To proceed, either use Microphone(device_index=MICROPHONE_INDEX, ...) instead of Microphone(...) , or set a default microphone in your OS. You can obtain possible values of MICROPHONE_INDEX using the code in the troubleshooting entry right above this one.

The program doesn’t run when compiled with PyInstaller .

As of PyInstaller version 3.0, SpeechRecognition is supported out of the box. If you’re getting weird issues when compiling your program using PyInstaller, simply update PyInstaller.

You can easily do this by running pip install --upgrade pyinstaller .

On Ubuntu/Debian, I get annoying output in the terminal saying things like “bt_audio_service_open: […] Connection refused” and various others.

The “bt_audio_service_open” error means that you have a Bluetooth audio device, but as a physical device is not currently connected, we can’t actually use it - if you’re not using a Bluetooth microphone, then this can be safely ignored. If you are, and audio isn’t working, then double check to make sure your microphone is actually connected. There does not seem to be a simple way to disable these messages.

For errors of the form “ALSA lib […] Unknown PCM”, see this StackOverflow answer . Basically, to get rid of an error of the form “Unknown PCM cards.pcm.rear”, simply comment out pcm.rear cards.pcm.rear in /usr/share/alsa/alsa.conf , ~/.asoundrc , and /etc/asound.conf .

For “jack server is not running or cannot be started” or “connect(2) call to /dev/shm/jack-1000/default/jack_0 failed (err=No such file or directory)” or “attempt to connect to server failed”, these are caused by ALSA trying to connect to JACK, and can be safely ignored. I’m not aware of any simple way to turn those messages off at this time, besides entirely disabling printing while starting the microphone .

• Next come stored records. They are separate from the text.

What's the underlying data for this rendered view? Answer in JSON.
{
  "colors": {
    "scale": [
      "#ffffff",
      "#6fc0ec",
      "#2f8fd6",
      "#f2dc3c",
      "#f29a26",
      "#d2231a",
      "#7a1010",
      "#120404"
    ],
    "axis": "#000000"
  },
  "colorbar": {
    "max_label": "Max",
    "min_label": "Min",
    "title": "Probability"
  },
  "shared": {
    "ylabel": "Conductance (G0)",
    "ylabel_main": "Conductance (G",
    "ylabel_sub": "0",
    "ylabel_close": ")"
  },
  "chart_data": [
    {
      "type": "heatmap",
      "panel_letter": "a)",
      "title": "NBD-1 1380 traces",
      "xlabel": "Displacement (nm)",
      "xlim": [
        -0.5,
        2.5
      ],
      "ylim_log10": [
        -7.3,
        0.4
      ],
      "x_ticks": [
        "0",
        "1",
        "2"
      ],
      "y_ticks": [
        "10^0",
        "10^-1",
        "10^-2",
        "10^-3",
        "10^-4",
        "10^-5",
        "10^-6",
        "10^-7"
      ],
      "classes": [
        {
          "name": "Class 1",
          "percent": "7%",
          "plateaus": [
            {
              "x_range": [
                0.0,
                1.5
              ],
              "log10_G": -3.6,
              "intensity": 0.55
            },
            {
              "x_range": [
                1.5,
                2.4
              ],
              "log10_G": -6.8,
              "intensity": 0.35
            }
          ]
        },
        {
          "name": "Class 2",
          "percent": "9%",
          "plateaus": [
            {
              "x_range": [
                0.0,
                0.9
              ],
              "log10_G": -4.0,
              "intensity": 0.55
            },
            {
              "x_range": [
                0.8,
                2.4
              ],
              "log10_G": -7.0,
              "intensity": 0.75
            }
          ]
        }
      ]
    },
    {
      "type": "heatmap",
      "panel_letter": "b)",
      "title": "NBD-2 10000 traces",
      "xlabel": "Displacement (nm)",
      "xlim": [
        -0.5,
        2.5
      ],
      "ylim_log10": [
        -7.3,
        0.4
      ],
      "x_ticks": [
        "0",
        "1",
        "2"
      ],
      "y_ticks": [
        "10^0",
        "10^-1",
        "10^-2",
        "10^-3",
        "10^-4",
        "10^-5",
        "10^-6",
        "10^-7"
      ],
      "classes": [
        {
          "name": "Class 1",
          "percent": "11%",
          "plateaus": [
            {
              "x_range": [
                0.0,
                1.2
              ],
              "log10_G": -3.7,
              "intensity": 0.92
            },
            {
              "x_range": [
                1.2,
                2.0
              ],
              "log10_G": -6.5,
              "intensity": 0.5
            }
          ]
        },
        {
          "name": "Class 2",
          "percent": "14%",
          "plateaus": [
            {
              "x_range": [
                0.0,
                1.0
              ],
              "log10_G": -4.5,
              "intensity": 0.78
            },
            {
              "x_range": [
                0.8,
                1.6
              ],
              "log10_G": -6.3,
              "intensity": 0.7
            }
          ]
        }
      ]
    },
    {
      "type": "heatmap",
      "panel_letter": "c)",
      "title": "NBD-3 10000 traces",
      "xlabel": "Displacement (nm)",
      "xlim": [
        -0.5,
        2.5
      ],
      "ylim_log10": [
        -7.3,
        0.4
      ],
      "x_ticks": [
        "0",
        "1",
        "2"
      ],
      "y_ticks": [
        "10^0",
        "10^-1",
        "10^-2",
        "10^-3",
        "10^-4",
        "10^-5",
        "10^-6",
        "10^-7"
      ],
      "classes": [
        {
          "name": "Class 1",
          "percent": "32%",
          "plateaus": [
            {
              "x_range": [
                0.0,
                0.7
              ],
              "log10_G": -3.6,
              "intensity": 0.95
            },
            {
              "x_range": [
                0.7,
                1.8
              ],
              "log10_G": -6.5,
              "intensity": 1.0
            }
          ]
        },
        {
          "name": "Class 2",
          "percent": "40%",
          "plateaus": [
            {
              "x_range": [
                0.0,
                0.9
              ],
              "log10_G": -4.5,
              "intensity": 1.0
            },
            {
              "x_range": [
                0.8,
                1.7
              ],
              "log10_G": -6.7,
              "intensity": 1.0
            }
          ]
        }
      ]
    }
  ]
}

On OS X, I get a ChildProcessError saying that it couldn’t find the system FLAC converter, even though it’s installed.

Installing FLAC for OS X directly from the source code will not work, since it doesn’t correctly add the executables to the search path.

Installing FLAC using Homebrew ensures that the search path is correctly updated. First, ensure you have Homebrew, then run brew install flac to install the necessary files.

To hack on this library, first make sure you have all the requirements listed in the “Requirements” section.

To install/reinstall the library locally, run python setup.py install in the project root directory .

Before a release, the version number is bumped in README.rst and speech_recognition/__init__.py . Version tags are then created using git config gpg.program gpg2 && git config user.signingkey DB45F6C431DE7C2DCD99FF7904882258A4063489 && git tag -s VERSION_GOES_HERE -m "Version VERSION_GOES_HERE" .

Releases are done by running make-release.sh VERSION_GOES_HERE to build the Python source packages, sign them, and upload them to PyPI.

To run all the tests:

Testing is also done automatically by TravisCI, upon every push. To set up the environment for offline/local Travis-like testing on a Debian-like system:

FLAC Executables

The included flac-win32 executable is the official FLAC 1.3.2 32-bit Windows binary .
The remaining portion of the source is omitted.